34 Persei

Observation data Epoch J2000 Equinox ICRS
- Constellation: Perseus
- Right ascension: 03^{h} 29^{m} 22.05019^{s}
- Declination: +49° 30′ 32.2114″
- Apparent magnitude (V): 4.67 (4.76 + 7.18)

Characteristics
- Evolutionary stage: Main sequence
- Spectral type: B3V
- U−B color index: −0.57
- B−V color index: −0.09

Astrometry
- Radial velocity (R_{v}): −3.50 km/s
- Proper motion (μ): RA: +22.20 mas/yr Dec.: −29.49 mas/yr
- Parallax (π): 6.05±0.36 mas
- Distance: 540 ± 30 ly (165 ± 10 pc)
- Absolute magnitude (M_{V}): −1.62

Details

32 Per A
- Mass: 6.9±0.1 M_{☉}
- Radius: 3.1 R_{☉}
- Luminosity: 671 L_{☉}
- Surface gravity (log g): 4.076 cgs
- Temperature: 16,421 K
- Rotational velocity (v sin i): 200 km/s
- Age: 29.3±3.4 Myr
- Other designations: 34 Per, BD+49°945, FK5 1549, GC 4133, HD 21428, HIP 16244, HR 1044, SAO 38872, CCDM J03294+4931AB, WDS J03294+4931AB

Database references
- SIMBAD: data

= 34 Persei =

Binary star system in the constellation Perseus

34 Persei is a binary star system in the northern constellation of Perseus. It is visible to the naked eye as a faint, blue-white hued point of light with a combined apparent visual magnitude of 4.67. The system is located approximately 540 light years away from the Sun based on parallax, but it is drifting closer with a radial velocity of −3.5 km/s. It is a likely member of the Alpha Persei Cluster.

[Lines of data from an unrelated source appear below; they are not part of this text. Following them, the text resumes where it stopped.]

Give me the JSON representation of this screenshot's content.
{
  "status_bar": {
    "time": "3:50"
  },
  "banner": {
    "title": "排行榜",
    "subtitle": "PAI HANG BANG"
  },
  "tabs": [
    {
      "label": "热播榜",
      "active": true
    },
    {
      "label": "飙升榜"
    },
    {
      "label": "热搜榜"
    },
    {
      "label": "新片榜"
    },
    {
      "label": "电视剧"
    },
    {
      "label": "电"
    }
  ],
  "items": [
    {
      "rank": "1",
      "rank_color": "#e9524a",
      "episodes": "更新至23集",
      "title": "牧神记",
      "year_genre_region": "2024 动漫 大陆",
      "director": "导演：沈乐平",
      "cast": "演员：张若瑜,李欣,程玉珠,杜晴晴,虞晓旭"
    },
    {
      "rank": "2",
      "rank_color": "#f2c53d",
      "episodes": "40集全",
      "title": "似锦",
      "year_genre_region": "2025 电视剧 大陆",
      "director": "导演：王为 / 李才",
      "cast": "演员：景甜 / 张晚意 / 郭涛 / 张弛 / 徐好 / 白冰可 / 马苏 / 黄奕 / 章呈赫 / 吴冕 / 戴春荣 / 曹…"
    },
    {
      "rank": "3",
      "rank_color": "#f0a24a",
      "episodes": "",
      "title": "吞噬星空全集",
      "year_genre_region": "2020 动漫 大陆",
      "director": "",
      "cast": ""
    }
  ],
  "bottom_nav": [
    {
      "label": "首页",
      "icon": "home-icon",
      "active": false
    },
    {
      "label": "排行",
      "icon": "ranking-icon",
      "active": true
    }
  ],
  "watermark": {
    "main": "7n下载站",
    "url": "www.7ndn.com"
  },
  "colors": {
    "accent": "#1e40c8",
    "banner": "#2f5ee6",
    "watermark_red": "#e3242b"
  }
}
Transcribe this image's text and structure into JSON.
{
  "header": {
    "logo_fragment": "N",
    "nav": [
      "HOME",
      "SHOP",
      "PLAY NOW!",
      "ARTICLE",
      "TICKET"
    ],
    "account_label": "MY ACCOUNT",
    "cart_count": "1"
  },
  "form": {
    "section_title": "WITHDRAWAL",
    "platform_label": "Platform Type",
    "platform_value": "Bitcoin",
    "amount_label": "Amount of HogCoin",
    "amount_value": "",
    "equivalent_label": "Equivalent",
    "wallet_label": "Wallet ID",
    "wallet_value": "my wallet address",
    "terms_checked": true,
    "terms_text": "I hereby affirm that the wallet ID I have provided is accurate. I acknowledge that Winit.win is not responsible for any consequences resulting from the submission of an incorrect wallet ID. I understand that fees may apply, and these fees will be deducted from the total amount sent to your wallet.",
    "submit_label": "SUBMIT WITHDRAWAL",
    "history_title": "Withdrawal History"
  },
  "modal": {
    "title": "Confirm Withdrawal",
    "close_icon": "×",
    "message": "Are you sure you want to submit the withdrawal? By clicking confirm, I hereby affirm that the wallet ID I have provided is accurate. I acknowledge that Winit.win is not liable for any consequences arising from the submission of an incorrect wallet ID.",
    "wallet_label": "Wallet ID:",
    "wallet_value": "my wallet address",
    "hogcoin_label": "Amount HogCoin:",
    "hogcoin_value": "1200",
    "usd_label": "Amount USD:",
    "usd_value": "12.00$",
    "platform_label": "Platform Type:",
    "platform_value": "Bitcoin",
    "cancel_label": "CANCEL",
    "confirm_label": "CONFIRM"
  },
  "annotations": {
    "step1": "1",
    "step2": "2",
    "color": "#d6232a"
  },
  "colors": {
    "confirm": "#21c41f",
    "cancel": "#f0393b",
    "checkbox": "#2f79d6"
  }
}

The primary member, designated component A, is a B-type main-sequence star with a stellar classification of B3V and visual magnitude 4.76. It is an estimated 29 million years old with a high rate of spin, showing a projected rotational velocity of 200 km/s. The star has 6.9 times the mass of the Sun and about 3.1 times the Sun's radius. It is radiating 671 times the Sun's luminosity from its photosphere at an effective temperature of 16,421 K.

The secondary companion, component B, has an angular separation of 0.6 arcsecond from the primary and visual magnitude of 7.34.